Pueden pertenecer a la misma categoría, pero vaya por delante que son preferibles las memeces sobre las cañas, los «ex» o el madrileñismo que las insidias xenófobas de Vox, aunque no resulte fácil comprender que las primeras hayan tenido tanto éxito. Sin duda contribuyó a ello la falta de sentido del humor, la escasa capacidad para la ironía, de los candidatos de las izquierdas. Algo la practicó el señor Gabilondo, pero quedó oscurecido por una campaña disparatada. Erró la izquierda al querer emular a Jiménez Losantos. No veremos a escuadras de camisas pardas, negras o azules desfilar por la Gran Vía, al igual que ni con lupa encontraremos un soviet en la capital de reino o atisbos del Frente Popular. Alguien puede preguntarse por qué, si la estrategia del predicador turolense y sus secuaces políticos tiene éxito entre el público derechista, fracasa la simétrica en la izquierda, quizá sea por cultura crítica.

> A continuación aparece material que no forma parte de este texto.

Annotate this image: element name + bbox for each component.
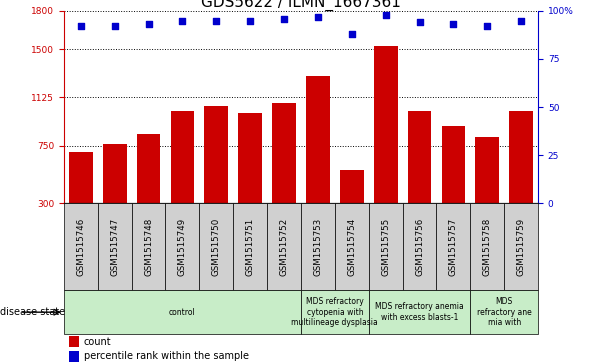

Trump, Bolsonaro, Ayuso, Abascal… Mala política para el siglo XXI, gente con pocos escrúpulos, que no tiene empacho en favorecer los contagios de una grave enfermedad si cree que puede obtener votos o ayudar a sus amigos. Demagogos paradigmáticos, a veces pienso que parte de su éxito se debe a que demuestran que cualquier iletrado puede llegar a lo más alto en la democracia, eso debe hacerlos más próximos a determinados votantes.

Viví los casi simultáneos finales de los estados de alarma en Portugal y en España. Allí, donde el civismo tiene mucho más arraigo, la desescalada fue progresiva y sin estúpidas fiestas o uso espurio de la palabra «libertad»; aquí, volvemos al mes de agosto del año pasado, cuando las comunidades con elevada incidencia podían contagiar a las que la habían controlado. El penoso espectáculo de las calles en la madrugada del 9 de mayo prueba que incluso la demagogia más frívola puede traer graves consecuencias, al PP no le sirve verter ahora lágrimas de cocodrilo para eludir la responsabilidad. Ojalá se note el efecto de las vacunas, aunque falte al menos un mes para que sea suficientemente extensa la inmunización.

Tiene mucha culpa la oposición de lo que sucede en nuestro país, pero al gobierno le han faltado valentía y coherencia. Nunca supo rebatir las absurdas diatribas contra el estado de alarma, ni fue capaz de defender adecuadamente una política de prevención que era similar a la de cualquier país europeo, con este final parece darle la razón a la demagogia.

No temo que la demagogia derechista del siglo XXI nos lleve al fascismo, pero sí que vayamos camino de Varsovia, Budapest o Estambul, o incluso de Moscú, que ahora recuerda más al de 1821 que al de 1921. Más Madrid ha dado cierta esperanza a los demócratas progresistas, pero hará falta más que eso para cambiar la ruta.